A revered and renowned artist, Sven Dalsgaard (1914–99) was not only a skilled painter, but also a sculptor and poet. Over the course of his artistic career he navigated many different artistic directions and modes of expression. He is best known for his chair sculptures, blue wrappings, monochrome paintings and paintings of the Danish flag. A prominent figure on the Danish art scene for several decades, Dalsgaard ceaselessly tried his hand at various Danish and international currents in art, reflecting his keenly honed feel for new trends from around the world. As a very young artist, his works were naturalistic, and he also worked with abstract painting. However, he was strongly inspired by Surrealism. In 1942 he had his first exhibition in Copenhagen, and in 1943 he made his debut at Kunstnernes Efterårsudstilling/The Artists’ Autumn Exhibition. That same year also saw him have his debut as a poet.
Dalsgaard and Damgaard
Like the Italian artist Piero Manzoni, whom Dalsgaard met during a stay in Herning, the essential thing for Dalsgaard was the idea behind the work, while the materials and methods used were less important. Painting continued to be part of his practice, but more as an object in its own right rather than as a carrier of images, and the medium was subjected to all sorts of investigations. His paintings often feature words and inscriptions, and various objects might also be added to them. The 1960s also saw him beginning to wrap objects and to work thematically with chair sculptures and paintings of the Danish flag. Like Manzoni, Sven Dalsgaard was acquainted with Aage Damgaard, who employed Dalsgaard to create art in Herning. His time there would prove highly influential on Dalsgaard’s subsequent art.

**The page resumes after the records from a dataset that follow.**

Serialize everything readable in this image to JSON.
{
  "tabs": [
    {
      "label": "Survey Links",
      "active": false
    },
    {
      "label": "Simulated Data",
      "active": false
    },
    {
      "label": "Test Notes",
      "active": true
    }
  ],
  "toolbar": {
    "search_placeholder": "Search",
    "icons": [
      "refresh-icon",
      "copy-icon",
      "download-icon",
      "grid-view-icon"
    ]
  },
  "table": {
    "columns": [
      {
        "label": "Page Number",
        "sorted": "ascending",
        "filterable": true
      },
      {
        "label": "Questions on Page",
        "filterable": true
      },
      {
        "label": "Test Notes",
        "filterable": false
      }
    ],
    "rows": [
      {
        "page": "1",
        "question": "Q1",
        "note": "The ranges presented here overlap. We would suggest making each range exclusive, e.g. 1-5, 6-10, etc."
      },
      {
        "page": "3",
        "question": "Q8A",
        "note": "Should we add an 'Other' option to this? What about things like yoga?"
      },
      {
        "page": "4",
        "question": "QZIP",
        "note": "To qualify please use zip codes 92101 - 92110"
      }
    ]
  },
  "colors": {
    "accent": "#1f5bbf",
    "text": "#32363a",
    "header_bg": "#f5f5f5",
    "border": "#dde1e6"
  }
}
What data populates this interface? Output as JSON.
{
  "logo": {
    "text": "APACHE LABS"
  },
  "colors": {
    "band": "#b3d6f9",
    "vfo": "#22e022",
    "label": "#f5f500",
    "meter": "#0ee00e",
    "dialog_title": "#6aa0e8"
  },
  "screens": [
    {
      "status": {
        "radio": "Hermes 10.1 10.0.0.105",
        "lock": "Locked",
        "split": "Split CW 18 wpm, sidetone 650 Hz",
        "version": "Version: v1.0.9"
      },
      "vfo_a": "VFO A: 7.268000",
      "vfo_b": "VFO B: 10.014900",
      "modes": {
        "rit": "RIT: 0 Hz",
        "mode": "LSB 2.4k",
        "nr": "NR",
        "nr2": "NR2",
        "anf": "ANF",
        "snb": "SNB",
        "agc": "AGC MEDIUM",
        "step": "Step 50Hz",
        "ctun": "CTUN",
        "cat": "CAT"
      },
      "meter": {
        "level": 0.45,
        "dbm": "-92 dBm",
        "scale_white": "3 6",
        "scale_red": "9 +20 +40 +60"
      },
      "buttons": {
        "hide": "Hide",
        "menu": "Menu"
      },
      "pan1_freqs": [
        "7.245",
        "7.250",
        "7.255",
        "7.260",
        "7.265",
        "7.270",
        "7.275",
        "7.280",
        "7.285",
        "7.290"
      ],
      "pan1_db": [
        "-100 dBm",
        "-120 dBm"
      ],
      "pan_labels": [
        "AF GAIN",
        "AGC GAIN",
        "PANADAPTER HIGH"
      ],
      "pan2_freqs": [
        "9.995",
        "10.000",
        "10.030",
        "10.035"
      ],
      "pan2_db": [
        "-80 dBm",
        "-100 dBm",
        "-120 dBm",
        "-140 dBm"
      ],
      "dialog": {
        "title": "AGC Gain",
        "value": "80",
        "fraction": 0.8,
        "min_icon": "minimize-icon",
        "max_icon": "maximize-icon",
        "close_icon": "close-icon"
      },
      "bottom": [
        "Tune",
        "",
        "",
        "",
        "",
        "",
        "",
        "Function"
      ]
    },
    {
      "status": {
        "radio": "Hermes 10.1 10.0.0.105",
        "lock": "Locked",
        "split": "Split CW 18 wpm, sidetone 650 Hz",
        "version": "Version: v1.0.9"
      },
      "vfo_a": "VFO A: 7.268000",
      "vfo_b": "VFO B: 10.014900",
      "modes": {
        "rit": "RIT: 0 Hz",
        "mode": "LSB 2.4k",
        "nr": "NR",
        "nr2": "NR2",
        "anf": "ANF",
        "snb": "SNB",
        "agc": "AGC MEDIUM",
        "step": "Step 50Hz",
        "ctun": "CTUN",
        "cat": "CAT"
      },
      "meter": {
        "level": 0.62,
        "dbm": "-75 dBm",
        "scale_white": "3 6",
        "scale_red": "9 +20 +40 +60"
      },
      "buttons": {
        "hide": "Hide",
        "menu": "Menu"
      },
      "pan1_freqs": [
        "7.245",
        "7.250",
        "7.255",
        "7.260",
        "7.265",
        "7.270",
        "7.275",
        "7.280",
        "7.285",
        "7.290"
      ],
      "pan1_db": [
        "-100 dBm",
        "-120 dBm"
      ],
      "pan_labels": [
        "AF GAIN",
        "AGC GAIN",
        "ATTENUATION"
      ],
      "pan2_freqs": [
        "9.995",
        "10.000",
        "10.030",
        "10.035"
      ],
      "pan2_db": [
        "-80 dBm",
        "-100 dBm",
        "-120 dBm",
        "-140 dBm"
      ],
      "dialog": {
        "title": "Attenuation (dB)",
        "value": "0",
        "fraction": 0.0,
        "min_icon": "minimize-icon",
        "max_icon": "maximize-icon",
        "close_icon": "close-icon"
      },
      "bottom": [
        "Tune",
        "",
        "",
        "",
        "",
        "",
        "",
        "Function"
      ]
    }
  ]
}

A unique influence on Danish art history
Sven Dalsgaard was a persistent innovator, but despite several style changes his art remained deeply personal and uncompromising. His artistic career was consistently active, building a large oeuvre. Leaving a prominent mark Danish art history, he had a significant impact on many younger artists. From 1973 to 1979 he was a visiting professor at the Royal Danish Academy of Fine Arts, becoming part of the institution he himself had opted out of as a young man.